N.T. Wright likes to point out how many Jews would have reacted to this —
I have already suggested that, during his Galilean ministry, Jesus acted and spoke as if he was in some sense called to do and be what the Temple was and did. His offer of forgiveness, with no prior condition of Temple-worship or sacrifice, was the equivalent of someone in our world offering as a private individual to issue someone else a passport or a driver’s license. He was undercutting the official system and claiming by implication to be establishing a new one in its place. We have also seen that a good deal of Jesus’ warning about impending judgment was focused on the Temple.
My whole argument so far, in fact, tells strongly in favor of seeing Jesus’ Temple-action as an acted parable of judgment. When he came to Jerusalem, the city was not, so to speak, big enough for the two of them together. The central symbol of the national life was under threat, and unless Israel repented it would fall to the pagans. He believed that Israel’s God was in the process of judging and redeeming his people, not just as one such incident among many but as the climax of Israel’s history.

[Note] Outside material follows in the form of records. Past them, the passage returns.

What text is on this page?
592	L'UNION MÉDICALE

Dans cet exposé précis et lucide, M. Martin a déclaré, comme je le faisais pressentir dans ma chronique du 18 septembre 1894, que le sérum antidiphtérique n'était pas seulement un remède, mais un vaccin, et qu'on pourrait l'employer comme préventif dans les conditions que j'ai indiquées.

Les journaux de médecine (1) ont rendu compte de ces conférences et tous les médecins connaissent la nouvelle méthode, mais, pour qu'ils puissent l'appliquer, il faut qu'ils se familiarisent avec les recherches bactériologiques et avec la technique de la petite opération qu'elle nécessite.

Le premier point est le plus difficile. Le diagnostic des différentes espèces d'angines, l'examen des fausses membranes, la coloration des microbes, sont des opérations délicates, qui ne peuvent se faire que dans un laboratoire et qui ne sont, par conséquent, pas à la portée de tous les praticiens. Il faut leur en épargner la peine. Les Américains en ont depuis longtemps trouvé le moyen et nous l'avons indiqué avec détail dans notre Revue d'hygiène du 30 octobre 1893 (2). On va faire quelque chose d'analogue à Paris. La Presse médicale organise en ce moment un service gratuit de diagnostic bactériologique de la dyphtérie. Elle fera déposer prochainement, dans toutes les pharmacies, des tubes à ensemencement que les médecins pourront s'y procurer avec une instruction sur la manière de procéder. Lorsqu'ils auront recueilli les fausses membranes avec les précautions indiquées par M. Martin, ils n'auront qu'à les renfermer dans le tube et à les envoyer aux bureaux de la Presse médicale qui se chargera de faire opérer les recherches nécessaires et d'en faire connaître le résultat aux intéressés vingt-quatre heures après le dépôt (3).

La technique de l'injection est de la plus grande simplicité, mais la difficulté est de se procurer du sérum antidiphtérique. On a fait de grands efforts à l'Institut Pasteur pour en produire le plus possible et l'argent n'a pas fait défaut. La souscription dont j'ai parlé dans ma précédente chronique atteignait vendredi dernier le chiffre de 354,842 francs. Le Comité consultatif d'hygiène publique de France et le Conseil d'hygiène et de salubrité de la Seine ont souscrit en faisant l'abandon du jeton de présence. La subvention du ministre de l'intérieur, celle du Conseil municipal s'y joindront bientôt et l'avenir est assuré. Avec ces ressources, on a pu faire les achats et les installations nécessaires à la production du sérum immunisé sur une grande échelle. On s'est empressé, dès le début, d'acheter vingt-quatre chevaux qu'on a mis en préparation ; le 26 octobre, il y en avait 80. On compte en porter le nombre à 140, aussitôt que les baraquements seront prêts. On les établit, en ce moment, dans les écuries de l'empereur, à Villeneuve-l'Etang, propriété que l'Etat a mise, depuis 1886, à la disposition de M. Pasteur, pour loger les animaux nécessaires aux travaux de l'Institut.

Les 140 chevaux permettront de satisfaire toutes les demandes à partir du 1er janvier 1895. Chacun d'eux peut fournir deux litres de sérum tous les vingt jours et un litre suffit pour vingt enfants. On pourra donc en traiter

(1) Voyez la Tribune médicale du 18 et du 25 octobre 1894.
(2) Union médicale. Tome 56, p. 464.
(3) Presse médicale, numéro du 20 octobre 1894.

This judgment would take the form of destruction by Rome. It would not (disagreeing with [E.P.] Sanders) be followed by the rebuilding of a new physical Temple. It would be followed by the establishment of the messianic community focused on Jesus himself that would replace the Temple once and for all.
N. T. Wright, The Challenge of Jesus: Rediscovering Who Jesus Was and Is, (Downers Grove, IL: InterVarsity Press, 1999), 65–66.
Matthew 9:8 says that the people marveled that the power to forgive sin was given “to men.” In other words, they celebrated the fact that someone standing in front of them could forgive sins, rather than having to go to Jerusalem to appear before God. The language surely anticipates the power of the future church to grant forgiveness through evangelism — making the church an extension of the presence of Jesus as occupying God’s Temple on earth.
So we see Jesus forgiving sin both through baptism (most likely) and entirely apart from baptism. The Pharisees and scribes did not question that God could and would forgive sins apart from animal sacrifice. They just didn’t believe that Jesus had authority to announce that forgiveness.
Why did Jesus go around forgiving people? Well, because forgiveness would be a sign of the end of the Exile and the coming of the Kingdom. Because he, as God the Son, was of a nature that could not refuse forgiveness to those approaching him with penitent faith. Because he loved the people and they needed to be forgiven. And because a generous forgiveness, based on faith in Jesus as Messiah, anticipates the Christian age — even though this was not quite Christian forgiveness.
Rather, this is more like the forgiveness David received after his sin with Bathsheba.